Fruitful festival showcase

Fruitful festival showcase

Quince fanatic Cathy Hughes will share her love of quinces at the Penola Coonawarra Arts Festival on Sunday, May 21.

Ms Hughes will have a selection of Smyrna, De Vranja, Champion and Van Deman quinces and jars of quince chutney available for purchase from the Makers Market in Petticoat Lane, 10am until 4pm.

Quinces are an old fruit that looks a bit like a cross between an apple and a pear and her favourite variety is the De Vranja.

Ms Hughes’ interest in the golden, aromatic quince extends to growing an orchard of all sixteen varieties currently known in Australia, researching and writing extensively about the fruit, and creating a small range of bespoke Quince HQ preserves.

“I have been fascinated with quinces for over half my lifetime,” she said.

“It started off with a friend showing me how to make a quince jelly preserve, then I did a little bit of reading and before I knew it, I was hooked.

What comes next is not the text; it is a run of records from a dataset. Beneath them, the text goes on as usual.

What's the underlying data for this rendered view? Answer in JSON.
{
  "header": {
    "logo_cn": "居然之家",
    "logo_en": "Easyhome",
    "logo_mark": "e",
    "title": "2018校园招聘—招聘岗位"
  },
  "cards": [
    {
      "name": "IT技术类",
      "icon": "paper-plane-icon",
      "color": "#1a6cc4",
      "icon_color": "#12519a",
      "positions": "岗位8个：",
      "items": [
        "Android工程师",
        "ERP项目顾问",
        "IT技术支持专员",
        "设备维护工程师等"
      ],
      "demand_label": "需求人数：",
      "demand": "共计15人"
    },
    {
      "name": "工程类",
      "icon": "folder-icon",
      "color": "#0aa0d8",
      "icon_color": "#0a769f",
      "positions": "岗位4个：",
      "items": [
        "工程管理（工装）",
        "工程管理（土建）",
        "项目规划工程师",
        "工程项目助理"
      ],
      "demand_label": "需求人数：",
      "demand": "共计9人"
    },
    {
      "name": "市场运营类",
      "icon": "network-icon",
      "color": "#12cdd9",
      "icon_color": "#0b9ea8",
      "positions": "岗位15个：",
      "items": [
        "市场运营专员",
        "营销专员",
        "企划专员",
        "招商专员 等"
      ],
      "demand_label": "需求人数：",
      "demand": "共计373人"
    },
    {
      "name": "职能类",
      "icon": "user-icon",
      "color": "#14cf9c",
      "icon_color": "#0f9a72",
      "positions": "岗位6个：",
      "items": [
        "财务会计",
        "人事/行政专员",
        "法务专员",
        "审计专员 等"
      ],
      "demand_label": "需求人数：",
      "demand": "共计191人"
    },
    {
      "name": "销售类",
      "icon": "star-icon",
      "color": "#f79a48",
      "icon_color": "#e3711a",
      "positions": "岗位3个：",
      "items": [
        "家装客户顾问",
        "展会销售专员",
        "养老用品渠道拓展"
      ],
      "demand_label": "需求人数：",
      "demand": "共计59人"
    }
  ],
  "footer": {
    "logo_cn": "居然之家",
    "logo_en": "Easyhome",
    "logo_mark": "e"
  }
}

“While they often are not eaten raw, I love the magic associated with slowly cooking quinces as they turn from a yellow fruit into a ruby-red confection.”

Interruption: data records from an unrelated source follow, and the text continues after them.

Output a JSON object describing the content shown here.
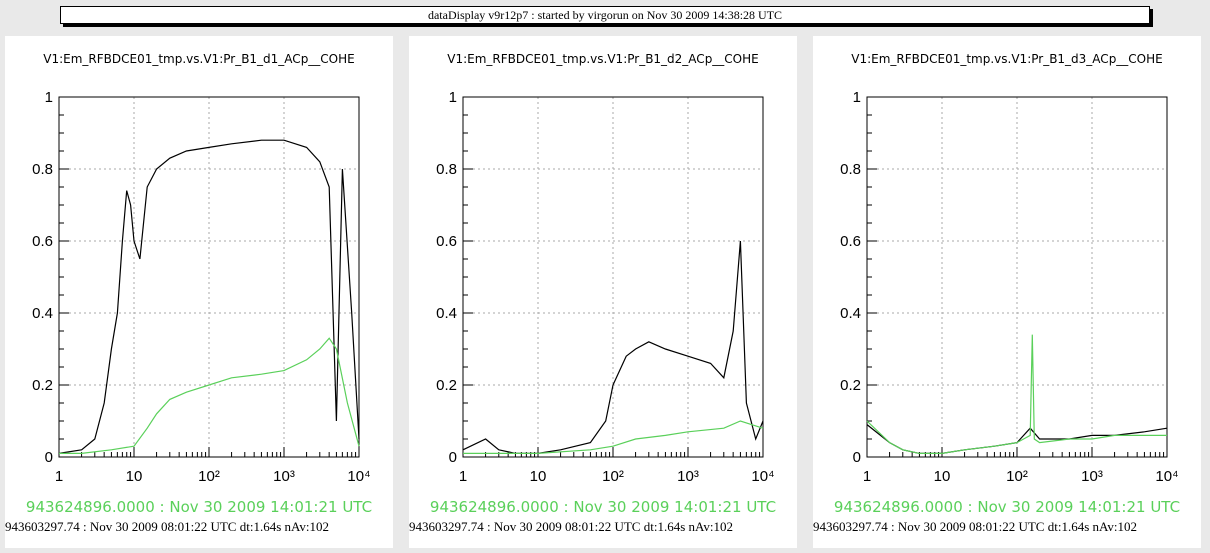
{
  "window_title": "dataDisplay v9r12p7 : started by virgorun on Nov 30 2009 14:38:28 UTC",
  "colors": {
    "reference": "#000000",
    "current": "#5ad05a",
    "background": "#e9e9e9"
  },
  "y_ticks": [
    "0",
    "0.2",
    "0.4",
    "0.6",
    "0.8",
    "1"
  ],
  "x_ticks": [
    "1",
    "10",
    "10²",
    "10³",
    "10⁴"
  ],
  "current_timestamp": "943624896.0000 : Nov 30 2009 14:01:21 UTC",
  "reference_timestamp": "943603297.74 : Nov 30 2009 08:01:22 UTC dt:1.64s nAv:102",
  "panels": [
    {
      "title": "V1:Em_RFBDCE01_tmp.vs.V1:Pr_B1_d1_ACp__COHE"
    },
    {
      "title": "V1:Em_RFBDCE01_tmp.vs.V1:Pr_B1_d2_ACp__COHE"
    },
    {
      "title": "V1:Em_RFBDCE01_tmp.vs.V1:Pr_B1_d3_ACp__COHE"
    }
  ],
  "chart_data": [
    {
      "type": "line",
      "title": "V1:Em_RFBDCE01_tmp.vs.V1:Pr_B1_d1_ACp__COHE",
      "xscale": "log",
      "xlim": [
        1,
        10000
      ],
      "ylim": [
        0,
        1
      ],
      "grid": true,
      "series": [
        {
          "color": "#000000",
          "x": [
            1,
            2,
            3,
            4,
            5,
            6,
            7,
            8,
            9,
            10,
            12,
            15,
            20,
            30,
            50,
            100,
            200,
            500,
            1000,
            2000,
            3000,
            4000,
            5000,
            6000,
            8000,
            10000
          ],
          "y": [
            0.01,
            0.02,
            0.05,
            0.15,
            0.3,
            0.4,
            0.6,
            0.74,
            0.7,
            0.6,
            0.55,
            0.75,
            0.8,
            0.83,
            0.85,
            0.86,
            0.87,
            0.88,
            0.88,
            0.86,
            0.82,
            0.75,
            0.1,
            0.8,
            0.4,
            0.05
          ]
        },
        {
          "color": "#5ad05a",
          "x": [
            1,
            2,
            5,
            10,
            15,
            20,
            30,
            50,
            100,
            200,
            500,
            1000,
            2000,
            3000,
            4000,
            5000,
            7000,
            10000
          ],
          "y": [
            0.01,
            0.01,
            0.02,
            0.03,
            0.08,
            0.12,
            0.16,
            0.18,
            0.2,
            0.22,
            0.23,
            0.24,
            0.27,
            0.3,
            0.33,
            0.3,
            0.15,
            0.03
          ]
        }
      ]
    },
    {
      "type": "line",
      "title": "V1:Em_RFBDCE01_tmp.vs.V1:Pr_B1_d2_ACp__COHE",
      "xscale": "log",
      "xlim": [
        1,
        10000
      ],
      "ylim": [
        0,
        1
      ],
      "grid": true,
      "series": [
        {
          "color": "#000000",
          "x": [
            1,
            2,
            3,
            5,
            10,
            20,
            50,
            80,
            100,
            150,
            200,
            300,
            500,
            1000,
            2000,
            3000,
            4000,
            5000,
            6000,
            8000,
            10000
          ],
          "y": [
            0.02,
            0.05,
            0.02,
            0.01,
            0.01,
            0.02,
            0.04,
            0.1,
            0.2,
            0.28,
            0.3,
            0.32,
            0.3,
            0.28,
            0.26,
            0.22,
            0.35,
            0.6,
            0.15,
            0.05,
            0.1
          ]
        },
        {
          "color": "#5ad05a",
          "x": [
            1,
            10,
            50,
            100,
            200,
            500,
            1000,
            3000,
            5000,
            10000
          ],
          "y": [
            0.01,
            0.01,
            0.02,
            0.03,
            0.05,
            0.06,
            0.07,
            0.08,
            0.1,
            0.08
          ]
        }
      ]
    },
    {
      "type": "line",
      "title": "V1:Em_RFBDCE01_tmp.vs.V1:Pr_B1_d3_ACp__COHE",
      "xscale": "log",
      "xlim": [
        1,
        10000
      ],
      "ylim": [
        0,
        1
      ],
      "grid": true,
      "series": [
        {
          "color": "#000000",
          "x": [
            1,
            2,
            3,
            5,
            10,
            20,
            50,
            100,
            150,
            200,
            500,
            1000,
            2000,
            5000,
            10000
          ],
          "y": [
            0.09,
            0.04,
            0.02,
            0.01,
            0.01,
            0.02,
            0.03,
            0.04,
            0.08,
            0.05,
            0.05,
            0.06,
            0.06,
            0.07,
            0.08
          ]
        },
        {
          "color": "#5ad05a",
          "x": [
            1,
            2,
            3,
            5,
            10,
            20,
            50,
            100,
            150,
            160,
            170,
            200,
            500,
            1000,
            2000,
            5000,
            10000
          ],
          "y": [
            0.1,
            0.04,
            0.02,
            0.01,
            0.01,
            0.02,
            0.03,
            0.04,
            0.06,
            0.34,
            0.05,
            0.04,
            0.05,
            0.05,
            0.06,
            0.06,
            0.06
          ]
        }
      ]
    }
  ]
}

Ms Hughes said quinces were a fruit that had been around for well over 4000 years and historical records indicated their popularity in ancient Greece, Persia (now Iran) and Turkey, before spreading across many other parts of the world.

She said the first quince varieties arrived in Australia around 1870 when they did not have varietal names and were often referred to as orange, apple, or pear quinces due to their shape.

By the turn of the 20th century, quinces were widely used in home kitchens and commercially.

“They eventually went out of favour by the 1950s when fresh, sweeter fruits like pineapple, strawberries and apples became more readily available as supermarkets expanded, and women were increasingly being employed outside of the home and did not have time to be preserving foods like they did in previous generations,” Ms Hughes said.

However, in the 1970s, Australian food icon Maggie Beer rediscovered quinces growing on old properties around the Barossa region and the fruit slowly came back into vogue with her take on quince paste.

The cook was one of the first advocates to shine a light on the importance of regional food provenance and quinces.

There is not much Ms Hughes does not know about growing and cooking with quinces, but she said she is never short of inspiration as quinces have such a rich history and continue to be used in many cuisines, particularly across the Middle East, Europe and South America.

“Though quince paste and quince jelly are still popular preserves, quinces also feature in everything from traditional plovs made in Uzbekistan, grappas and liqueurs in Europe, pasta frola (quince tarts) in Argentina, are part of a rustic vegetable stew with eggplants and pumpkin made in Spain, and are the core ingredient in regional fruit mostardas (chutney) in Italy, just to name a few,” she said.